Plexus questions the hand of the artist as the origin of an artwork in the digital era. The clusters of hands seen in the artwork -those of the artist- depict fingers weaving in the air to form undulating curtain-like formations. The rhythms of the hands resemble the choreaography of Busby Berkeley and Esther Williams´ films from the 1930s, as well as the use of humans as mass ornament in the Third Reich´s Nuremberg parades. Hands, so present through the history of art since the first cave paintings, here succumb to multiple synchronized rhythms, evoking the mass production of the global market. 

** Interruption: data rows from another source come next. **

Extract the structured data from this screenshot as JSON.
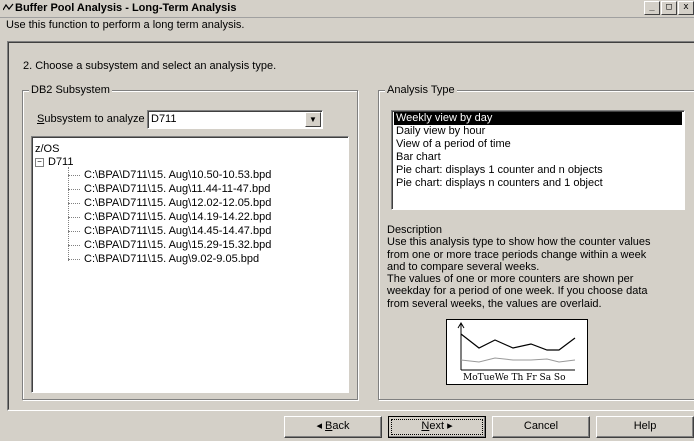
{
  "window": {
    "title": "Buffer Pool Analysis - Long-Term Analysis",
    "controls": [
      "_",
      "□",
      "x"
    ]
  },
  "intro": "Use this function to perform a long term analysis.",
  "step": "2. Choose a subsystem and select an analysis type.",
  "db2_group": {
    "legend": "DB2 Subsystem",
    "subsystem_label_u": "S",
    "subsystem_label_rest": "ubsystem to analyze",
    "subsystem_value": "D711",
    "tree": {
      "root": "z/OS",
      "node": "D711",
      "files": [
        "C:\\BPA\\D711\\15. Aug\\10.50-10.53.bpd",
        "C:\\BPA\\D711\\15. Aug\\11.44-11-47.bpd",
        "C:\\BPA\\D711\\15. Aug\\12.02-12.05.bpd",
        "C:\\BPA\\D711\\15. Aug\\14.19-14.22.bpd",
        "C:\\BPA\\D711\\15. Aug\\14.45-14.47.bpd",
        "C:\\BPA\\D711\\15. Aug\\15.29-15.32.bpd",
        "C:\\BPA\\D711\\15. Aug\\9.02-9.05.bpd"
      ]
    }
  },
  "analysis_group": {
    "legend": "Analysis Type",
    "types": [
      "Weekly view by day",
      "Daily view by hour",
      "View of a period of time",
      "Bar chart",
      "Pie chart: displays 1 counter and n objects",
      "Pie chart: displays n counters and 1 object"
    ],
    "selected_index": 0,
    "description_title": "Description",
    "description_lines": [
      "Use this analysis type to show how the counter values",
      "from one or more trace periods change within a week",
      "and to compare several weeks.",
      "The values of one or more counters are shown per",
      "weekday for a period of one week. If you choose data",
      "from several weeks, the values are overlaid."
    ],
    "preview_days": "MoTueWe Th Fr Sa So"
  },
  "buttons": {
    "back": "Back",
    "back_u": "B",
    "back_rest": "ack",
    "next_u": "N",
    "next_rest": "ext",
    "cancel": "Cancel",
    "help": "Help"
  }
}
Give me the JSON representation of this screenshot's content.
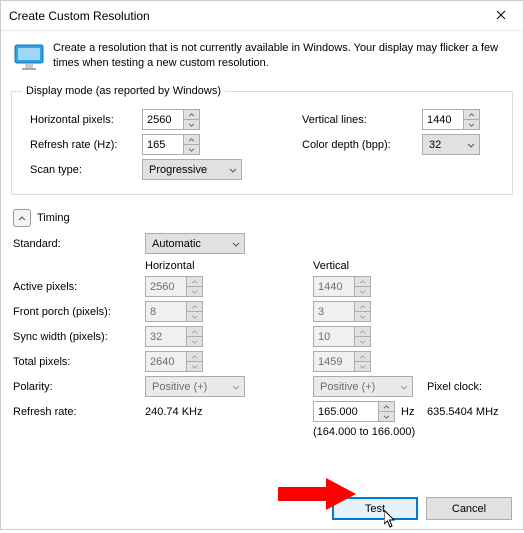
{
  "window": {
    "title": "Create Custom Resolution"
  },
  "info": "Create a resolution that is not currently available in Windows. Your display may flicker a few times when testing a new custom resolution.",
  "display_mode": {
    "legend": "Display mode (as reported by Windows)",
    "hp_label": "Horizontal pixels:",
    "hp_value": "2560",
    "vl_label": "Vertical lines:",
    "vl_value": "1440",
    "rr_label": "Refresh rate (Hz):",
    "rr_value": "165",
    "cd_label": "Color depth (bpp):",
    "cd_value": "32",
    "st_label": "Scan type:",
    "st_value": "Progressive"
  },
  "timing": {
    "toggle_label": "Timing",
    "std_label": "Standard:",
    "std_value": "Automatic",
    "h_head": "Horizontal",
    "v_head": "Vertical",
    "ap_label": "Active pixels:",
    "ap_h": "2560",
    "ap_v": "1440",
    "fp_label": "Front porch (pixels):",
    "fp_h": "8",
    "fp_v": "3",
    "sw_label": "Sync width (pixels):",
    "sw_h": "32",
    "sw_v": "10",
    "tp_label": "Total pixels:",
    "tp_h": "2640",
    "tp_v": "1459",
    "pol_label": "Polarity:",
    "pol_h": "Positive (+)",
    "pol_v": "Positive (+)",
    "rr_label": "Refresh rate:",
    "rr_h": "240.74 KHz",
    "rr_v": "165.000",
    "rr_v_unit": "Hz",
    "rr_range": "(164.000 to 166.000)",
    "pclk_label": "Pixel clock:",
    "pclk_value": "635.5404 MHz"
  },
  "footer": {
    "test": "Test",
    "cancel": "Cancel"
  }
}
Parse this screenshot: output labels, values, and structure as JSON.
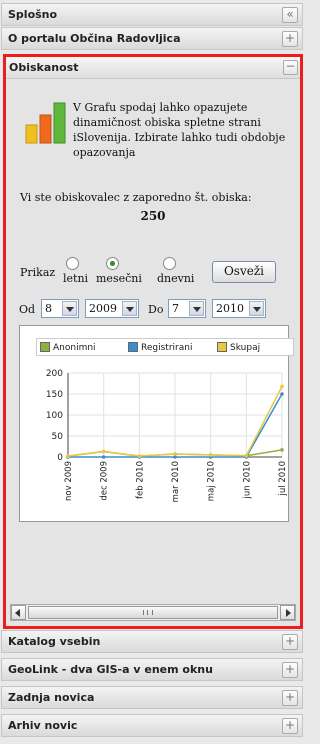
{
  "sections": {
    "splosno": "Splošno",
    "portal": "O portalu Občina Radovljica",
    "obiskanost": "Obiskanost",
    "katalog": "Katalog vsebin",
    "geolink": "GeoLink - dva GIS-a v enem oknu",
    "zadnja": "Zadnja novica",
    "arhiv": "Arhiv novic"
  },
  "buttons": {
    "collapse_all": "«",
    "expand": "+",
    "collapse": "−"
  },
  "icons": [
    "collapse-all-icon",
    "expand-icon",
    "collapse-icon",
    "bar-chart-logo"
  ],
  "obiskanost": {
    "description": "V Grafu spodaj lahko opazujete dinamičnost obiska spletne strani iSlovenija. Izbirate lahko tudi obdobje opazovanja",
    "visitor_text": "Vi ste obiskovalec z zaporedno št. obiska:",
    "visitor_number": "250",
    "prikaz_label": "Prikaz",
    "options": [
      "letni",
      "mesečni",
      "dnevni"
    ],
    "selected_option": "mesečni",
    "refresh_label": "Osveži",
    "od_label": "Od",
    "do_label": "Do",
    "od_month": "8",
    "od_year": "2009",
    "do_month": "7",
    "do_year": "2010"
  },
  "colors": {
    "highlight_border": "#ee1c1c",
    "anonimni": "#8fb040",
    "registrirani": "#3a8fd0",
    "skupaj": "#e8c840"
  },
  "chart_data": {
    "type": "line",
    "legend_position": "top",
    "categories": [
      "nov 2009",
      "dec 2009",
      "feb 2010",
      "mar 2010",
      "maj 2010",
      "jun 2010",
      "jul 2010"
    ],
    "series": [
      {
        "name": "Anonimni",
        "values": [
          2,
          13,
          2,
          7,
          5,
          3,
          17
        ]
      },
      {
        "name": "Registrirani",
        "values": [
          0,
          0,
          0,
          0,
          0,
          0,
          150
        ]
      },
      {
        "name": "Skupaj",
        "values": [
          2,
          13,
          2,
          7,
          5,
          3,
          168
        ]
      }
    ],
    "ylim": [
      0,
      200
    ],
    "yticks": [
      0,
      50,
      100,
      150,
      200
    ],
    "grid": true
  }
}
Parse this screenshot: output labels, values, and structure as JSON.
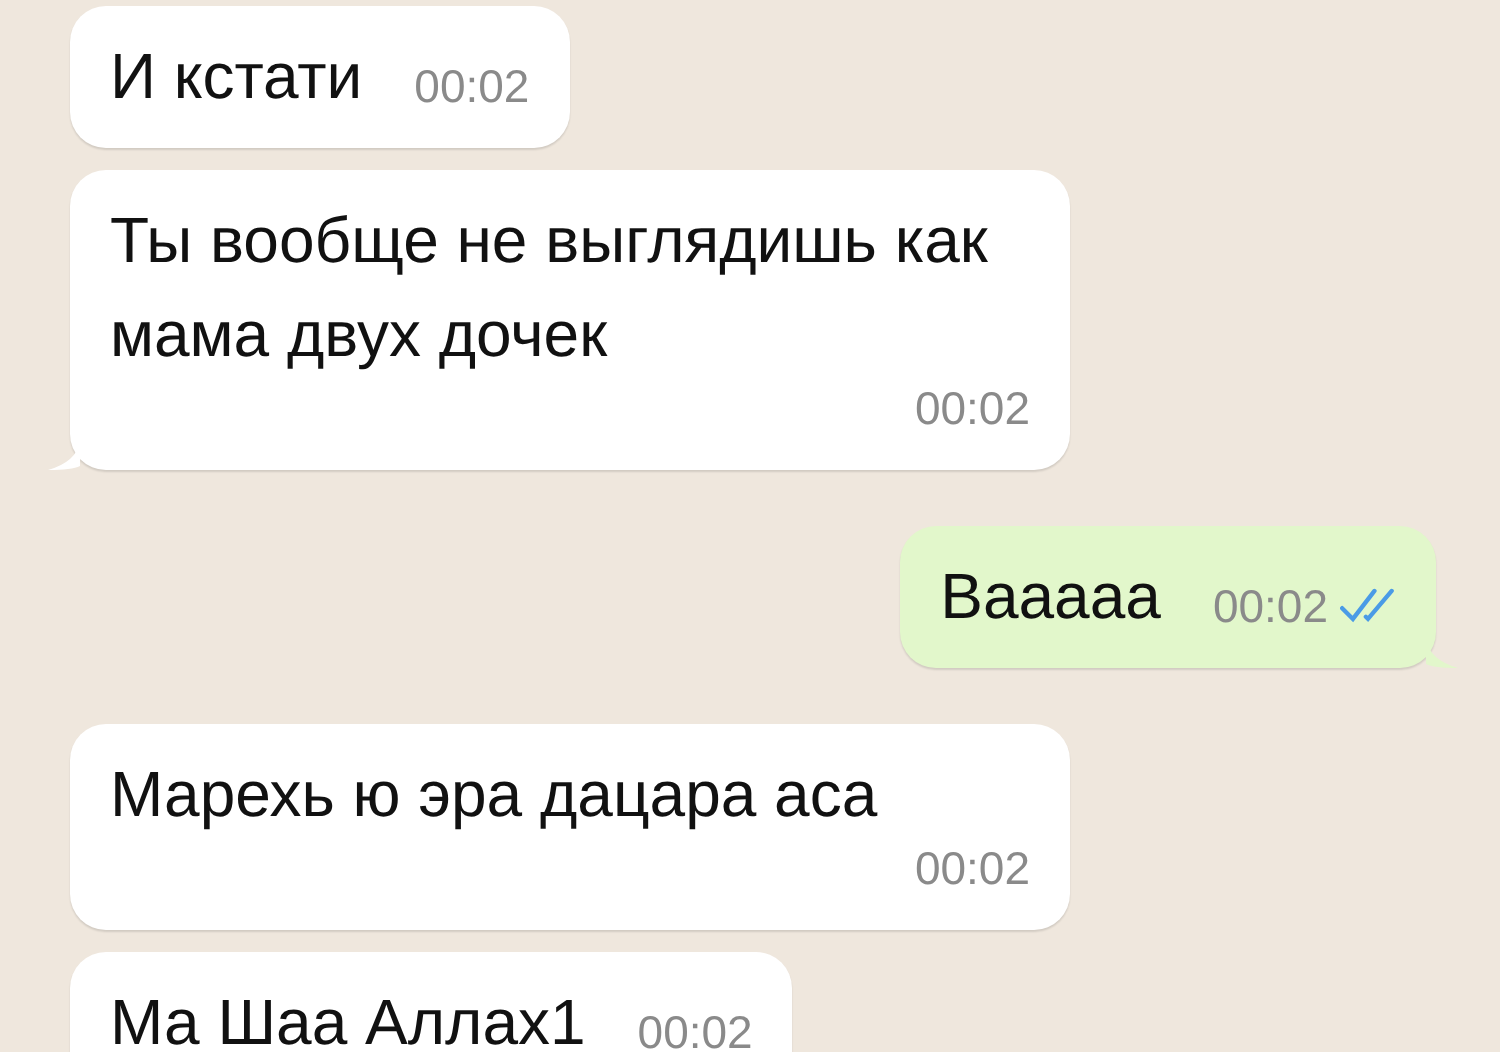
{
  "messages": [
    {
      "kind": "incoming",
      "text": "И кстати",
      "time": "00:02"
    },
    {
      "kind": "incoming",
      "text": "Ты вообще не выглядишь как мама двух дочек",
      "time": "00:02"
    },
    {
      "kind": "outgoing",
      "text": "Вааааа",
      "time": "00:02",
      "read": true
    },
    {
      "kind": "incoming",
      "text": "Марехь ю эра дацара аса",
      "time": "00:02"
    },
    {
      "kind": "incoming",
      "text": "Ма Шаа Аллах1",
      "time": "00:02"
    }
  ]
}
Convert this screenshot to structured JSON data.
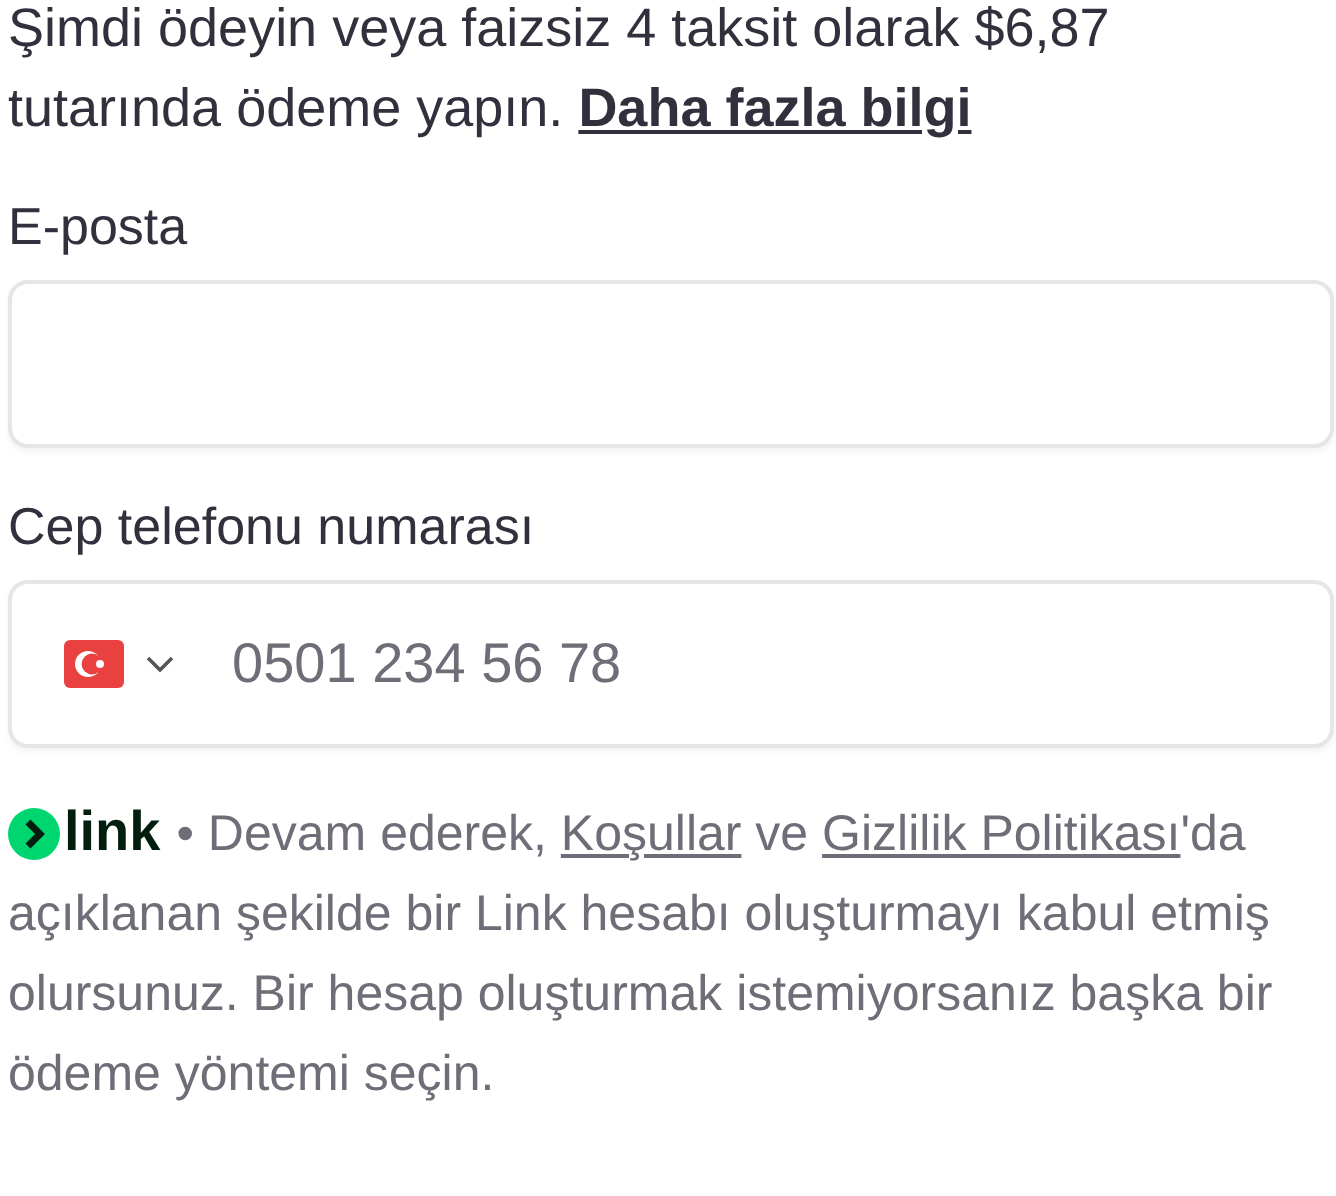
{
  "installments": {
    "text": "Şimdi ödeyin veya faizsiz 4 taksit olarak $6,87 tutarında ödeme yapın.",
    "link": "Daha fazla bilgi"
  },
  "email": {
    "label": "E-posta"
  },
  "phone": {
    "label": "Cep telefonu numarası",
    "placeholder": "0501 234 56 78"
  },
  "link_notice": {
    "logo": "link",
    "parts": [
      {
        "kind": "text",
        "text": "• Devam ederek, "
      },
      {
        "kind": "link",
        "text": "Koşullar"
      },
      {
        "kind": "text",
        "text": " ve "
      },
      {
        "kind": "link",
        "text": "Gizlilik Politikası"
      },
      {
        "kind": "text",
        "text": "'da açıklanan şekilde bir Link hesabı oluşturmayı kabul etmiş olursunuz. Bir hesap oluşturmak istemiyorsanız başka bir ödeme yöntemi seçin."
      }
    ]
  }
}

An important influence in the genesis of the artwork were Muybridge and Marey´s photographic human motion studies from the late 19th Century, as well as the optical effects of the 18th Century zoetrope that created movement on static images. In these pre-cinematic inventions human beings were incorporating themselves into the mechanical rhythms of the moment, of which photography and film were a product. In the present we are synchronizing ourselves to the new rigors of a digital culture. Plexus helps me reflect on how I want to incorporate, or resist, the unstoppable digital rhythms of today. It also helps me to find my own trace in the Electronic Age. 

                Medium: 75 inch high-resolution screen display, generative animation, computer. 
                Dimensions: 167,6 x 96 x 5,8 cm / 66" x 37,7" x 2,2".